USD – Fed Member Bullard added to recent hawkish comments, indicating that he finds the US to be largely on track to raise interest rates again, with some case for raising rates as soon as April or June. US data last week were mixed. Core Durable Goods Orders and Durable Goods Orders both fell in February after rising more than forecast in January, while New Home Sales rose as expected and Unemployment Claims rose slightly less than forecast, from 259K to 265K. Final GDP q/q was revised up to 1.4% from 1.0%. The dollar weakened on Monday of this week on the back of lower-than-expected Core PCE Price Index and Personal Spending figures.






This week’s highlights include a speech from Fed Chair Yellen and Friday’s jobs report.

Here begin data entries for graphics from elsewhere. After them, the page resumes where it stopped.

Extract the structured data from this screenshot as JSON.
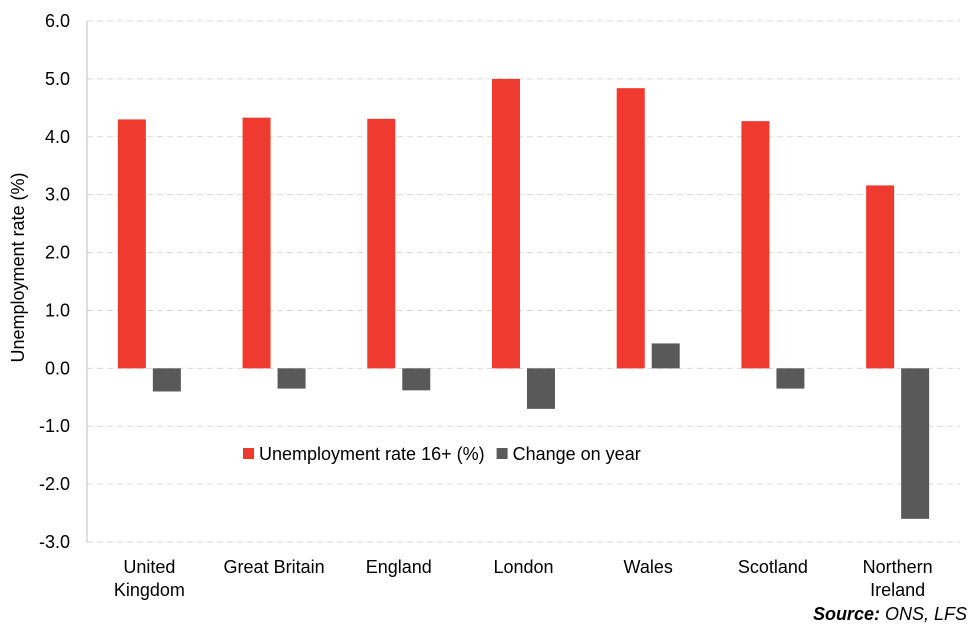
{
  "chart_data": {
    "type": "bar",
    "categories": [
      [
        "United",
        "Kingdom"
      ],
      [
        "Great Britain"
      ],
      [
        "England"
      ],
      [
        "London"
      ],
      [
        "Wales"
      ],
      [
        "Scotland"
      ],
      [
        "Northern",
        "Ireland"
      ]
    ],
    "series": [
      {
        "name": "Unemployment rate 16+ (%)",
        "color": "#ee3a2f",
        "values": [
          4.3,
          4.33,
          4.31,
          5.0,
          4.84,
          4.27,
          3.16
        ]
      },
      {
        "name": "Change on year",
        "color": "#595959",
        "values": [
          -0.4,
          -0.35,
          -0.38,
          -0.7,
          0.43,
          -0.35,
          -2.6
        ]
      }
    ],
    "ylabel": "Unemployment  rate (%)",
    "ylim": [
      -3.0,
      6.0
    ],
    "yticks": [
      "6.0",
      "5.0",
      "4.0",
      "3.0",
      "2.0",
      "1.0",
      "0.0",
      "-1.0",
      "-2.0",
      "-3.0"
    ],
    "ytick_values": [
      6,
      5,
      4,
      3,
      2,
      1,
      0,
      -1,
      -2,
      -3
    ],
    "grid": true,
    "legend_position": "inside-bottom-center"
  },
  "source": {
    "label": "Source:",
    "text": " ONS, LFS"
  }
}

Markets will watch for signs as to whether Fed Chair Yellen shares the relatively hawkish tone expressed by recent Fed speakers or takes a more dovish tone, which could have implications for expectations regarding the timing of the next US rate hike. Friday’s jobs report, including a forecast pick-up in Average Hourly Earnings following a dip in January and a likely unchanged Unemployment Rate of 4.9%, will add another piece to the puzzle as markets look for clues as to the timing of the next rate hike. Hawkish comments and strong figures this week could offer the dollar some support. Markets will also keep an eye on Consumer Confidence, Unemployment Claims, and Manufacturing PMI figures.